Waving a rhetorical banner of doom and trashing former President Donald Trump, Biden administration climate czar John Kerry proclaimed Friday that looming climate disaster is only nine years away.
Kerry spoke to the Munich Security Conference as part of the hoopla surrounding the formal readmission of the United States to the Paris climate accords, which seeks to reduce global emissions.
“Three years ago, scientists warned that if we want to prevent the worst consequences of the climate crisis, we have to limit the planet’s warming to 1.5 degrees Celsius. That’s the magic number by consensus among most scientists,” Kerry said Friday, according to a transcript of his remarks posted by Yahoo.

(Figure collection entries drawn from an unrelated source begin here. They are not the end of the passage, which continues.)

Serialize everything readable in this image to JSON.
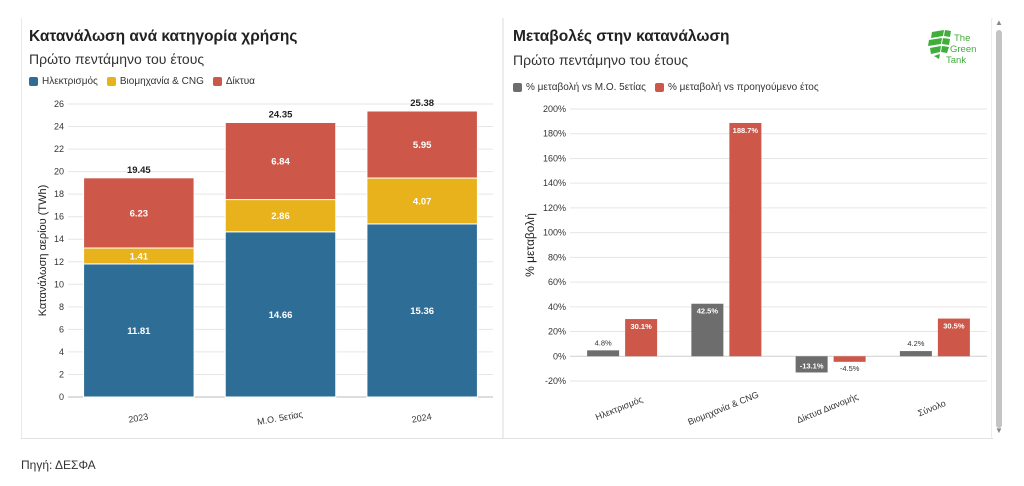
{
  "left": {
    "title": "Κατανάλωση ανά κατηγορία χρήσης",
    "subtitle": "Πρώτο πεντάμηνο του έτους",
    "legend": [
      {
        "label": "Ηλεκτρισμός",
        "color": "#2e6e96"
      },
      {
        "label": "Βιομηχανία & CNG",
        "color": "#e8b21c"
      },
      {
        "label": "Δίκτυα",
        "color": "#cd584a"
      }
    ]
  },
  "right": {
    "title": "Μεταβολές στην κατανάλωση",
    "subtitle": "Πρώτο πεντάμηνο του έτους",
    "legend": [
      {
        "label": "% μεταβολή vs Μ.Ο. 5ετίας",
        "color": "#6d6d6d"
      },
      {
        "label": "% μεταβολή vs προηγούμενο έτος",
        "color": "#cd584a"
      }
    ]
  },
  "logo": {
    "lines": [
      "The",
      "Green",
      "Tank"
    ]
  },
  "source": "Πηγή: ΔΕΣΦΑ",
  "chart_data": [
    {
      "type": "bar",
      "stacked": true,
      "title": "Κατανάλωση ανά κατηγορία χρήσης",
      "subtitle": "Πρώτο πεντάμηνο του έτους",
      "categories": [
        "2023",
        "Μ.Ο. 5ετίας",
        "2024"
      ],
      "series": [
        {
          "name": "Ηλεκτρισμός",
          "color": "#2e6e96",
          "values": [
            11.81,
            14.66,
            15.36
          ]
        },
        {
          "name": "Βιομηχανία & CNG",
          "color": "#e8b21c",
          "values": [
            1.41,
            2.86,
            4.07
          ]
        },
        {
          "name": "Δίκτυα",
          "color": "#cd584a",
          "values": [
            6.23,
            6.84,
            5.95
          ]
        }
      ],
      "totals": [
        "19.45",
        "24.35",
        "25.38"
      ],
      "value_labels": [
        [
          "11.81",
          "14.66",
          "15.36"
        ],
        [
          "1.41",
          "2.86",
          "4.07"
        ],
        [
          "6.23",
          "6.84",
          "5.95"
        ]
      ],
      "xlabel": "",
      "ylabel": "Κατανάλωση αερίου (TWh)",
      "ylim": [
        0,
        26
      ],
      "yticks": [
        0,
        2,
        4,
        6,
        8,
        10,
        12,
        14,
        16,
        18,
        20,
        22,
        24,
        26
      ],
      "grid": true,
      "legend_position": "top-left"
    },
    {
      "type": "bar",
      "title": "Μεταβολές στην κατανάλωση",
      "subtitle": "Πρώτο πεντάμηνο του έτους",
      "categories": [
        "Ηλεκτρισμός",
        "Βιομηχανία & CNG",
        "Δίκτυα Διανομής",
        "Σύνολο"
      ],
      "series": [
        {
          "name": "% μεταβολή vs Μ.Ο. 5ετίας",
          "color": "#6d6d6d",
          "values": [
            4.8,
            42.5,
            -13.1,
            4.2
          ],
          "labels": [
            "4.8%",
            "42.5%",
            "-13.1%",
            "4.2%"
          ]
        },
        {
          "name": "% μεταβολή vs προηγούμενο έτος",
          "color": "#cd584a",
          "values": [
            30.1,
            188.7,
            -4.5,
            30.5
          ],
          "labels": [
            "30.1%",
            "188.7%",
            "-4.5%",
            "30.5%"
          ]
        }
      ],
      "xlabel": "",
      "ylabel": "% μεταβολή",
      "ylim": [
        -20,
        200
      ],
      "yticks": [
        -20,
        0,
        20,
        40,
        60,
        80,
        100,
        120,
        140,
        160,
        180,
        200
      ],
      "ytick_labels": [
        "-20%",
        "0%",
        "20%",
        "40%",
        "60%",
        "80%",
        "100%",
        "120%",
        "140%",
        "160%",
        "180%",
        "200%"
      ],
      "grid": true,
      "legend_position": "top-left"
    }
  ]
}
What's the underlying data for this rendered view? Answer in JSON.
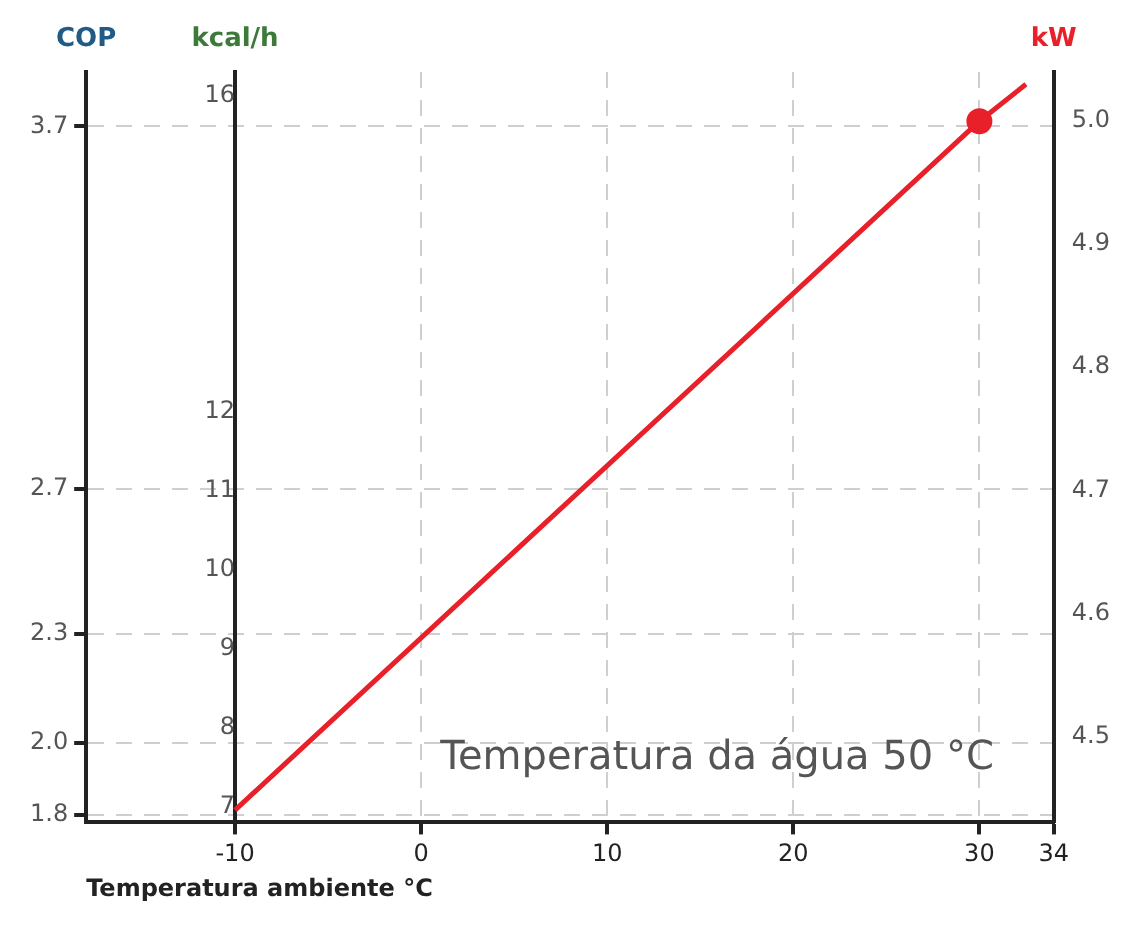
{
  "chart_data": {
    "type": "line",
    "xlabel": "Temperatura ambiente °C",
    "ylabel": "kcal/h",
    "y2label": "kW",
    "y3label": "COP",
    "annotations": [
      "Temperatura da água 50 °C"
    ],
    "xlim": [
      -18,
      34
    ],
    "xticks": [
      -10,
      0,
      10,
      20,
      30,
      34
    ],
    "ylim": [
      6.8,
      16.3
    ],
    "yticks": [
      7,
      8,
      9,
      10,
      11,
      12,
      16
    ],
    "y2lim": [
      4.43,
      5.04
    ],
    "y2ticks": [
      4.5,
      4.6,
      4.7,
      4.8,
      4.9,
      {
        "value": 5,
        "label": "5.0"
      }
    ],
    "y3lim": [
      1.78,
      3.85
    ],
    "y3ticks": [
      1.8,
      {
        "value": 2,
        "label": "2.0"
      },
      2.3,
      2.7,
      3.7
    ],
    "grid": true,
    "legend": false,
    "series": [
      {
        "axis": "y2",
        "color": "#e8202a",
        "x": [
          -10,
          30,
          32.5
        ],
        "values": [
          4.44,
          5.0,
          5.03
        ],
        "marker": "none"
      },
      {
        "type": "scatter",
        "axis": "y2",
        "color": "#e8202a",
        "x": [
          30
        ],
        "values": [
          5.0
        ],
        "marker": "circle"
      }
    ]
  }
}
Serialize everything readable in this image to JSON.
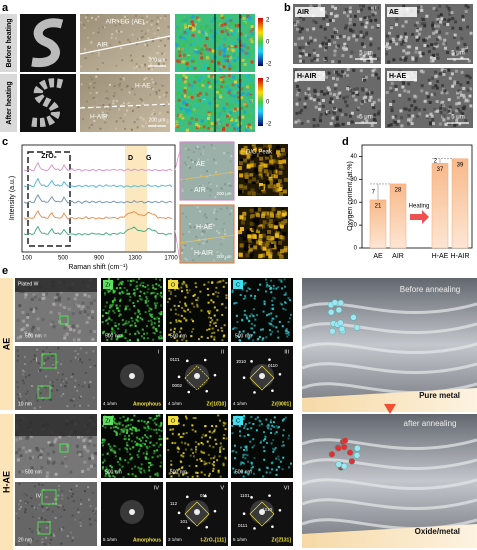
{
  "panels": {
    "a": {
      "label": "a",
      "row_labels": [
        "Before heating",
        "After heating"
      ],
      "sample_labels": [
        "AIR+EG (AE)",
        "AIR",
        "H-AE",
        "H-AIR"
      ],
      "scale_bars": [
        "200 μm",
        "200 μm"
      ],
      "colorbars": [
        [
          "2",
          "0",
          "-2"
        ],
        [
          "2",
          "0",
          "-2"
        ]
      ]
    },
    "b": {
      "label": "b",
      "images": [
        "AIR",
        "AE",
        "H-AIR",
        "H-AE"
      ],
      "scale_bars": [
        "5 μm",
        "5 μm",
        "5 μm",
        "5 μm"
      ]
    },
    "c": {
      "label": "c",
      "region_label": "ZrO₂",
      "peaks": [
        "D",
        "G"
      ],
      "y_label": "Intensity (a.u.)",
      "x_label": "Raman shift (cm⁻¹)",
      "x_ticks": [
        "100",
        "500",
        "900",
        "1300",
        "1700"
      ],
      "image_labels": [
        "AE",
        "AIR",
        "H-AE",
        "H-AIR"
      ],
      "scale_bars": [
        "200 μm",
        "200 μm"
      ],
      "map_title": "D/G Peak"
    },
    "d": {
      "label": "d",
      "y_label": "Oxygen content (at.%)",
      "categories": [
        "AE",
        "AIR",
        "H-AE",
        "H-AIR"
      ],
      "values": [
        21,
        28,
        37,
        39
      ],
      "increments": [
        7,
        2
      ],
      "arrow_label": "Heating",
      "ylim": [
        0,
        45
      ],
      "yticks": [
        0,
        10,
        20,
        30,
        40
      ]
    },
    "e": {
      "label": "e",
      "row_labels": [
        "AE",
        "H-AE"
      ],
      "rows": [
        {
          "overview_label": "Plated W",
          "overview_scale": "500 nm",
          "maps": [
            "Zr",
            "O",
            "C"
          ],
          "map_scales": [
            "500 nm",
            "500 nm",
            "500 nm"
          ],
          "hrtem_scale": "10 nm",
          "roman": [
            "I",
            "I",
            "II",
            "III"
          ],
          "fft_scales": [
            "4 1/nm",
            "4 1/nm",
            "4 1/nm"
          ],
          "fft_titles": [
            "Amorphous",
            "Zr[10̄10]",
            "Zr[0001]"
          ],
          "planes": [
            "011̄1",
            "0002",
            "1̄010",
            "0110"
          ]
        },
        {
          "overview_label": "",
          "overview_scale": "500 nm",
          "maps": [
            "Zr",
            "O",
            "C"
          ],
          "map_scales": [
            "500 nm",
            "500 nm",
            "500 nm"
          ],
          "hrtem_scale": "20 nm",
          "roman": [
            "IV",
            "IV",
            "V",
            "VI"
          ],
          "fft_scales": [
            "5 1/nm",
            "3 1/nm",
            "5 1/nm"
          ],
          "fft_titles": [
            "Amorphous",
            "t-ZrO₂[111]",
            "Zr[2̄131]"
          ],
          "planes": [
            "112",
            "011",
            "101",
            "1101",
            "1210",
            "0111"
          ]
        }
      ],
      "model_labels": [
        "Before annealing",
        "Pure metal",
        "after annealing",
        "Oxide/metal"
      ]
    }
  }
}
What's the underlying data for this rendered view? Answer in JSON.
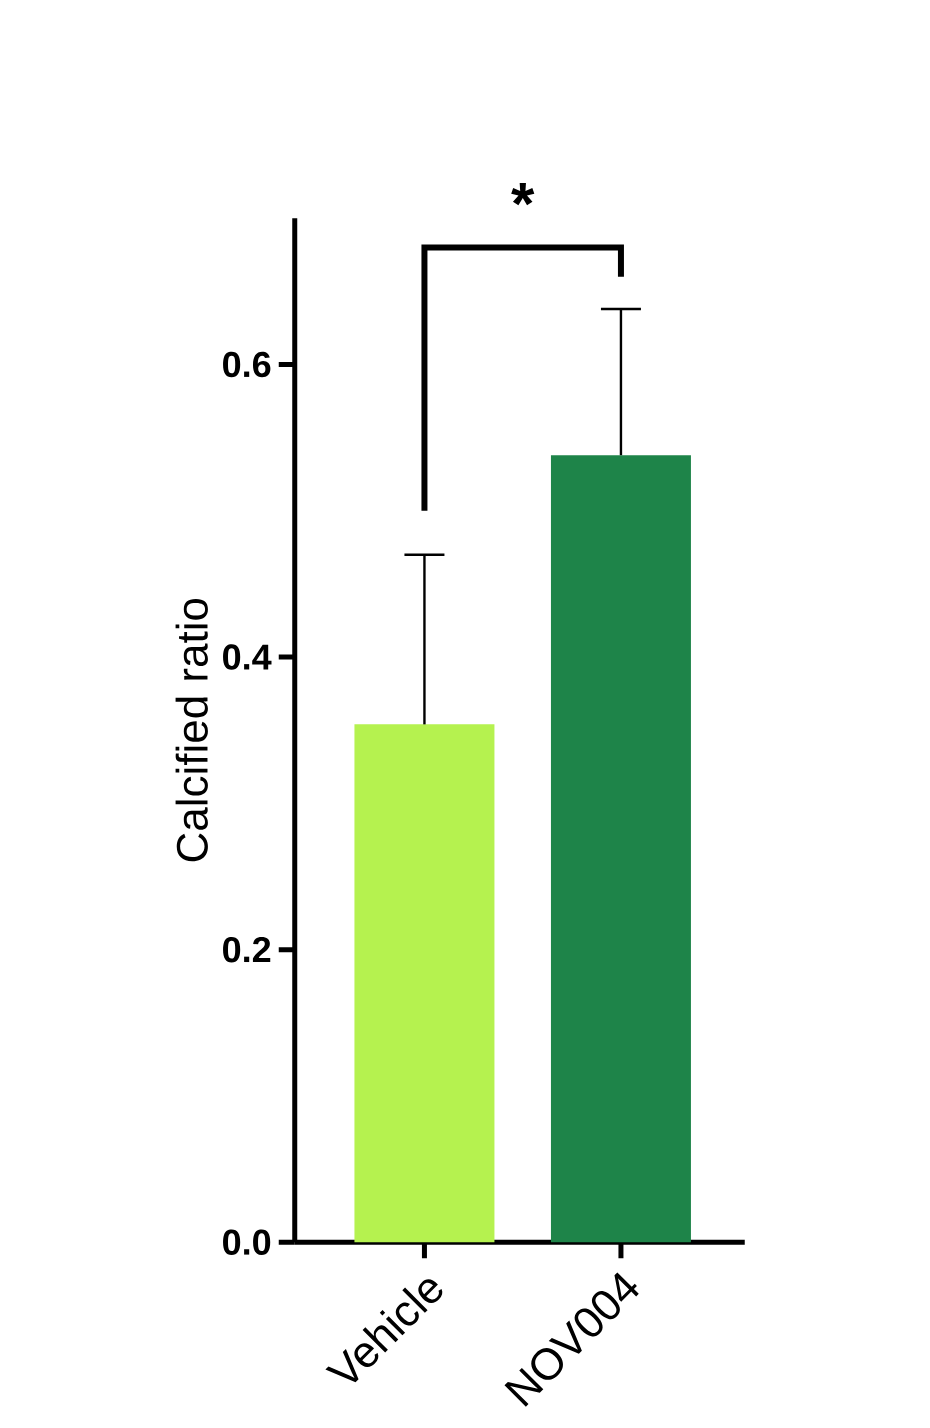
{
  "chart_data": {
    "type": "bar",
    "ylabel": "Calcified ratio",
    "categories": [
      "Vehicle",
      "NOV004"
    ],
    "values": [
      0.354,
      0.538
    ],
    "colors": [
      "#b5f24f",
      "#1e8449"
    ],
    "errors": [
      [
        0.354,
        0.47
      ],
      [
        0.538,
        0.638
      ]
    ],
    "ylim": [
      0,
      0.7
    ],
    "yticks": [
      {
        "value": 0,
        "label": "0.0"
      },
      {
        "value": 0.2,
        "label": "0.2"
      },
      {
        "value": 0.4,
        "label": "0.4"
      },
      {
        "value": 0.6,
        "label": "0.6"
      }
    ],
    "annotations": [
      "*"
    ],
    "grid": false
  }
}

“The same group of scientists told us that we had, three years ago, about 12 years. So now, three years later — three years wasted, sadly, largely because of our president in the United States — around 2030 is the date in which we have to get the world now on the right path in order to cap the warming at that level of 1.5. So we are absolutely, clearly, without question now inside the decisive decade.”
Kerry made similar comments in an interview with CBS News.
“Well, the scientists told us three years ago we had 12 years to avert the worst consequences of climate crisis. We are now three years gone, so we have nine years left,” he said.
“Even if we did everything that we said we were going to do when we signed up in Paris we would see a rise in the earth’s temperature to somewhere around 3.7 degrees or more, which is catastrophic,” the climate czar added.
“There is no room for B.S. anymore. There’s no faking it on this one.”
Kerry claimed that the storms that set records in Texas for cold and snow are part of what he wants to stop.
“I think it’s a very appropriate way to think of it, so it is directly related to the warming, even though your instinct is to say, wait a minute, this is the new Ice Age. But it’s not,” he said. “It is coming from the global warming and it threatens all the normal weather patterns.”
Not everyone had the same opinion.
“He’s not entirely correct,” Texas State climatologist John Neilsen-Gammon told Fox News. “In Texas, when we get cold we get it from the Arctic, it doesn’t form here, it has to move here. The direct temperature effect [of climate change] on cold weather would make extreme cold weather in Texas milder.”
Kerry’s warning is reminiscent of past claims that set a date for catastrophe.
In 2017, The Wall Street Journal took a look at how far from the mark former Vice President Al Gore’s 2006 film “An Inconvenient Truth” was.
“The former vice president has a poor record,” The Journal reported. “Over the past 11 years Mr. Gore has suggested that global warming had caused an increase in tornadoes, that Mount Kilimanjaro’s glacier would disappear by 2016, and that the Arctic summers could be ice-free as soon as 2014. These predictions and claims all proved wrong.”
Alarming claims about the environment are nothing new.
“Back in the late 1980s, the UN claimed that if global warming were not checked by 2000, rising sea levels would wash entire countries away,” Robert Bradley of the Institute for Energy Research wrote in 2018.
“There is some levity in the charade. In 2009, then-British Prime Minister Gordon Brown predicted that the world had only 50 days to save the planet from global warming. But fifty days, six months, and eight years later, the earth seems fine.”